As we continue to push for a universal database of information on pediatric cancers and other childhood diseases and disorders, we see tremendous value in this approach for fighting other conditions that strike in childhood, such as autism and attention deficit hyperactivity disorder (ADHD).
At Bridge To A Cure, we are dedicated to tearing down the five deadly barriers impeding the search for cures, with a focus on childhood cancer. Foremost among these, we advocate for creating robust databases and using artificial intelligence to find solutions.
The fact is, we need to be data smart when it comes to all diseases affecting kids.
Science is finally beginning to move in this direction on biomedical data related to cancer. For instance, St. Jude Children’s Research Hospital just released the most comprehensive analysis yet of the genomic alterations leading to cancer in children. This “pan-cancer analysis” revealed that only 45 percent of the mutated genes driving cancer in children are the same as the genes driving cancer in adults. The research affirms the need for pediatric-specific precision therapies, its authors say.
“The results really bring home the message that pediatric cancer patients are not small adults and their disease should not be treated as if that were the case,” said corresponding author Jinghui Zhang, Ph.D., chair of the St. Jude Department of Computational Biology.
This is a good reason why we need to invest more in fighting pediatric cancer, starting by creating a robust national database.
The Treehouse Childhood Cancer Initiative at UC Santa Cruz is working to see that genomic data on pediatric cancer is shared between institutions. David Haussler, professor and Scientific Director of the UC Santa Cruz Genomics Institute, founded the organization. He is also a principal investigator of the California Kids Cancer Comparison, which collaborates with other researchers and physicians across the US using large-scale bioinformatics to analyze patients’ tumors. Their goal is to “do the most complete analysis” of each child’s tumor genome, and “leave no stone unturned” when it comes to looking for possible drug targets, Haussler says.
Sharing data is a terrific first step. But we also need to collect that data in one place and leverage the analytical capability of artificial intelligence and predictive algorithms to detect and cure cancer.
Dr. Samuel L. Volchenboum, an expert in pediatric cancers and blood disorders and director of the Center for Research Informatics at the University of Chicago, is among those working to compile cancer data.
“Ultimately, the goal is to have data collected all over the world using standardized data dictionaries and then making those data available in a de-identified format to the worldwide research community for study,” he said in an article in TechnologyNetworks.com. “Of course, there are myriad issues with doing this – everything from lack of data standards, to worries about security and privacy, to issues with data embargo and proprietary claims. But these issues are surmountable, and I continue to be highly optimistic about our success.”
According to Volchenboum, we have a long way to go before the data are actually collected in a standardized fashion, and shared.

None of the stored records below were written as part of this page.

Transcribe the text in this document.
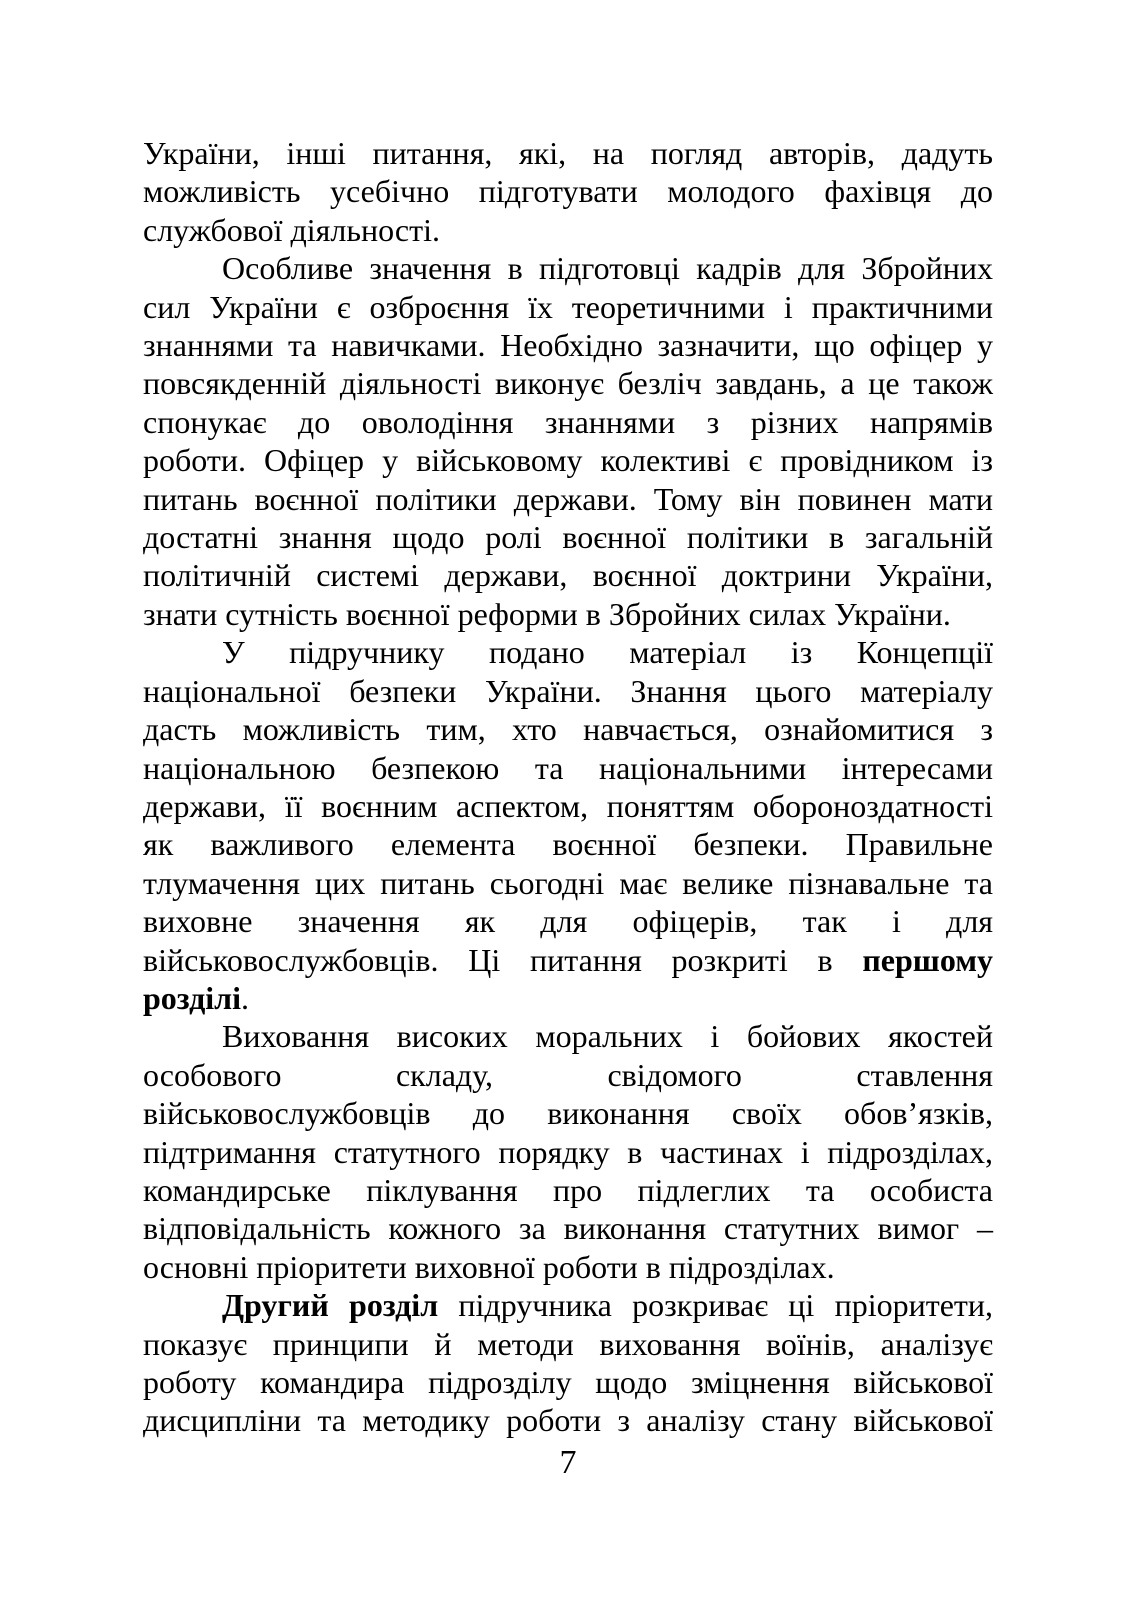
України, інші питання, які, на погляд авторів, дадуть
можливість усебічно підготувати молодого фахівця до
службової діяльності.
Особливе значення в підготовці кадрів для Збройних
сил України є озброєння їх теоретичними і практичними
знаннями та навичками. Необхідно зазначити, що офіцер у
повсякденній діяльності виконує безліч завдань, а це також
спонукає до оволодіння знаннями з різних напрямів
роботи. Офіцер у військовому колективі є провідником із
питань воєнної політики держави. Тому він повинен мати
достатні знання щодо ролі воєнної політики в загальній
політичній системі держави, воєнної доктрини України,
знати сутність воєнної реформи в Збройних силах України.
У підручнику подано матеріал із Концепції
національної безпеки України. Знання цього матеріалу
дасть можливість тим, хто навчається, ознайомитися з
національною безпекою та національними інтересами
держави, її воєнним аспектом, поняттям обороноздатності
як важливого елемента воєнної безпеки. Правильне
тлумачення цих питань сьогодні має велике пізнавальне та
виховне значення як для офіцерів, так і для
військовослужбовців. Ці питання розкриті в першому
розділі.
Виховання високих моральних і бойових якостей
особового складу, свідомого ставлення
військовослужбовців до виконання своїх обов’язків,
підтримання статутного порядку в частинах і підрозділах,
командирське піклування про підлеглих та особиста
відповідальність кожного за виконання статутних вимог –
основні пріоритети виховної роботи в підрозділах.
Другий розділ підручника розкриває ці пріоритети,
показує принципи й методи виховання воїнів, аналізує
роботу командира підрозділу щодо зміцнення військової
дисципліни та методику роботи з аналізу стану військової
7
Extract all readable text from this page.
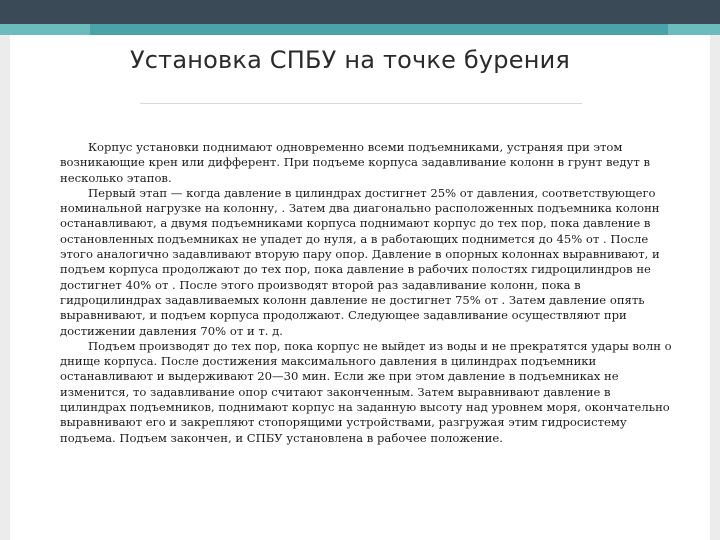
Установка СПБУ на точке бурения

Корпус установки поднимают одновременно всеми подъемниками, устраняя при этом возникающие крен или дифферент. При подъеме корпуса задавливание колонн в грунт ведут в несколько этапов.

Первый этап — когда давление в цилиндрах достигнет 25% от давления, соответствующего номинальной нагрузке на колонну, . Затем два диагонально расположенных подъемника колонн останавливают, а двумя подъемниками корпуса поднимают корпус до тех пор, пока давление в остановленных подъемниках не упадет до нуля, а в работающих поднимется до 45% от . После этого аналогично задавливают вторую пару опор. Давление в опорных колоннах выравнивают, и подъем корпуса продолжают до тех пор, пока давление в рабочих полостях гидроцилиндров не достигнет 40% от . После этого производят второй раз задавливание колонн, пока в гидроцилиндрах задавливаемых колонн давление не достигнет 75% от . Затем давление опять выравнивают, и подъем корпуса продолжают. Следующее задавливание осуществляют при достижении давления 70% от и т. д.

Подъем производят до тех пор, пока корпус не выйдет из воды и не прекратятся удары волн о днище корпуса. После достижения максимального давления в цилиндрах подъемники останавливают и выдерживают 20—30 мин. Если же при этом давление в подъемниках не изменится, то задавливание опор считают законченным. Затем выравнивают давление в цилиндрах подъемников, поднимают корпус на заданную высоту над уровнем моря, окончательно выравнивают его и закрепляют стопорящими устройствами, разгружая этим гидросистему подъема. Подъем закончен, и СПБУ установлена в рабочее положение.
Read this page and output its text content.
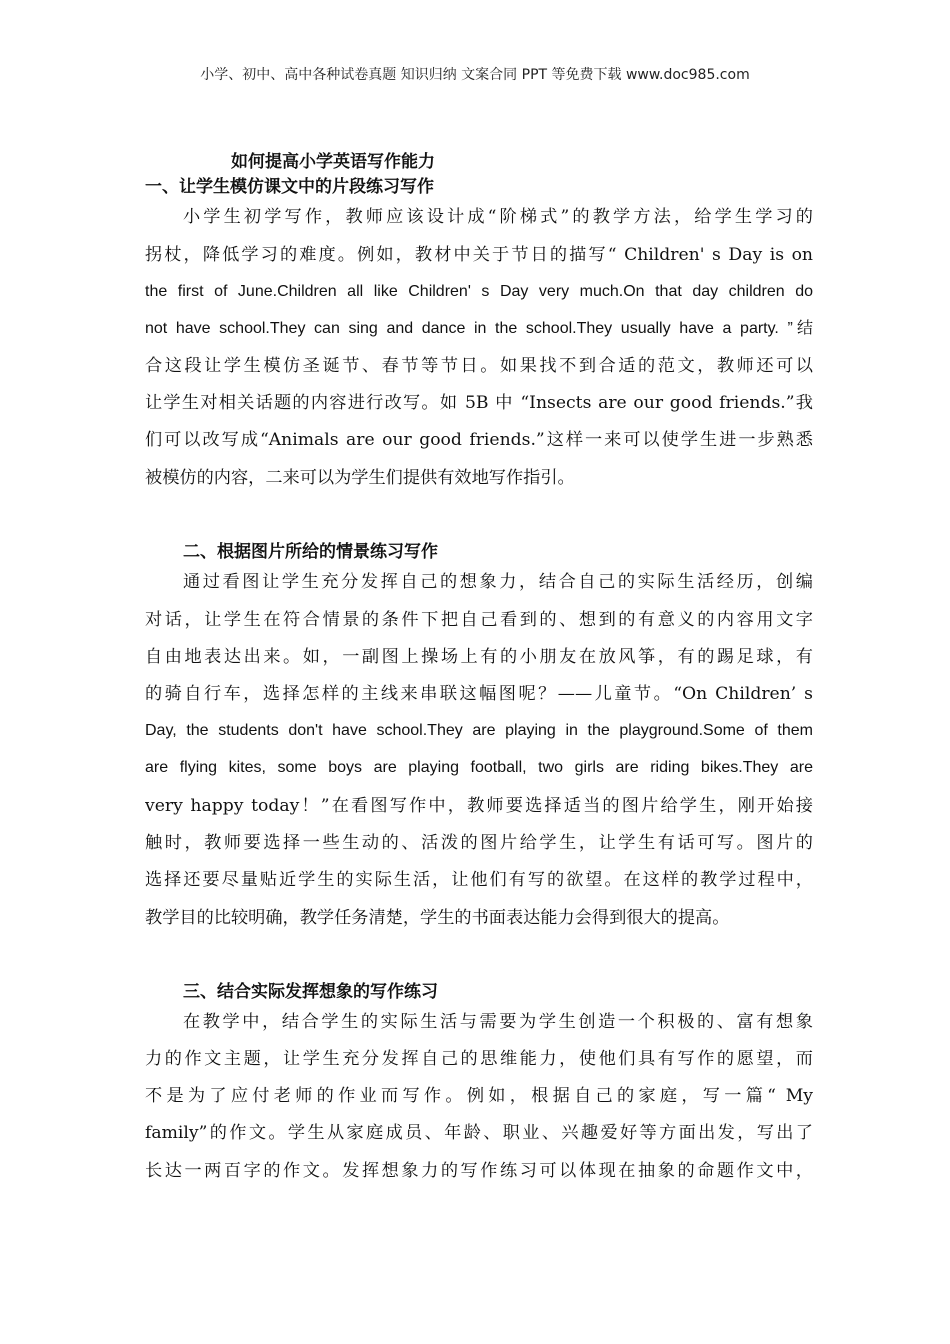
小学、初中、高中各种试卷真题 知识归纳 文案合同 PPT 等免费下载 www.doc985.com
如何提高小学英语写作能力
一、让学生模仿课文中的片段练习写作
小学生初学写作，教师应该设计成“阶梯式”的教学方法，给学生学习的
拐杖，降低学习的难度。例如，教材中关于节日的描写“ Children' s Day is on
the first of June.Children all like Children' s Day very much.On that day children do
not have school.They can sing and dance in the school.They usually have a party. ”结
合这段让学生模仿圣诞节、春节等节日。如果找不到合适的范文，教师还可以
让学生对相关话题的内容进行改写。如 5B 中 “Insects are our good friends.”我
们可以改写成“Animals are our good friends.”这样一来可以使学生进一步熟悉
被模仿的内容，二来可以为学生们提供有效地写作指引。
二、根据图片所给的情景练习写作
通过看图让学生充分发挥自己的想象力，结合自己的实际生活经历，创编
对话，让学生在符合情景的条件下把自己看到的、想到的有意义的内容用文字
自由地表达出来。如，一副图上操场上有的小朋友在放风筝，有的踢足球，有
的骑自行车，选择怎样的主线来串联这幅图呢？——儿童节。“On Children’ s
Day, the students don't have school.They are playing in the playground.Some of them
are flying kites, some boys are playing football, two girls are riding bikes.They are
very happy today！”在看图写作中，教师要选择适当的图片给学生，刚开始接
触时，教师要选择一些生动的、活泼的图片给学生，让学生有话可写。图片的
选择还要尽量贴近学生的实际生活，让他们有写的欲望。在这样的教学过程中，
教学目的比较明确，教学任务清楚，学生的书面表达能力会得到很大的提高。
三、结合实际发挥想象的写作练习
在教学中，结合学生的实际生活与需要为学生创造一个积极的、富有想象
力的作文主题，让学生充分发挥自己的思维能力，使他们具有写作的愿望，而
不是为了应付老师的作业而写作。例如，根据自己的家庭，写一篇“ My
family”的作文。学生从家庭成员、年龄、职业、兴趣爱好等方面出发，写出了
长达一两百字的作文。发挥想象力的写作练习可以体现在抽象的命题作文中，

“Of course, there must be an incentive for a clinician or researcher to share their data,” he said. “There must be the right kind of governance in place to assure data contributors that the data will be kept safe and shared only under appropriate conditions and with the proper attribution. This is one of the most thorny areas and must be addressed through data sharing agreements.”
His comments underscore some of the challenges to establishing a truly universal database to fight childhood cancer.
But, as he notes, these barriers are “surmountable.” So we must overcome them.
Leaders in bioinformatics such as Haussler and Volchenboum see the need to share universal, standardized data in the fight against childhood cancer. This approach is ripe for tackling all diseases that strike in childhood, including asthma, diabetes, cystic fibrosis, and conditions from autism to ADHD.
While we are at it, we could (and should) enlist big data and artificial intelligence to combat problems such as bullying, and help identify children who are at risk of violent behavior so that we can get them help before they cause harm to themselves or others.
Pulling together research, patient information, epidemiology, and hard data on alternative as well as conventional treatments is the key to harnessing the technological power that is now at our fingertips. We need leaders in government and medical science to see the potential we now hold in our hands, and tear down the barriers to life-saving treatments.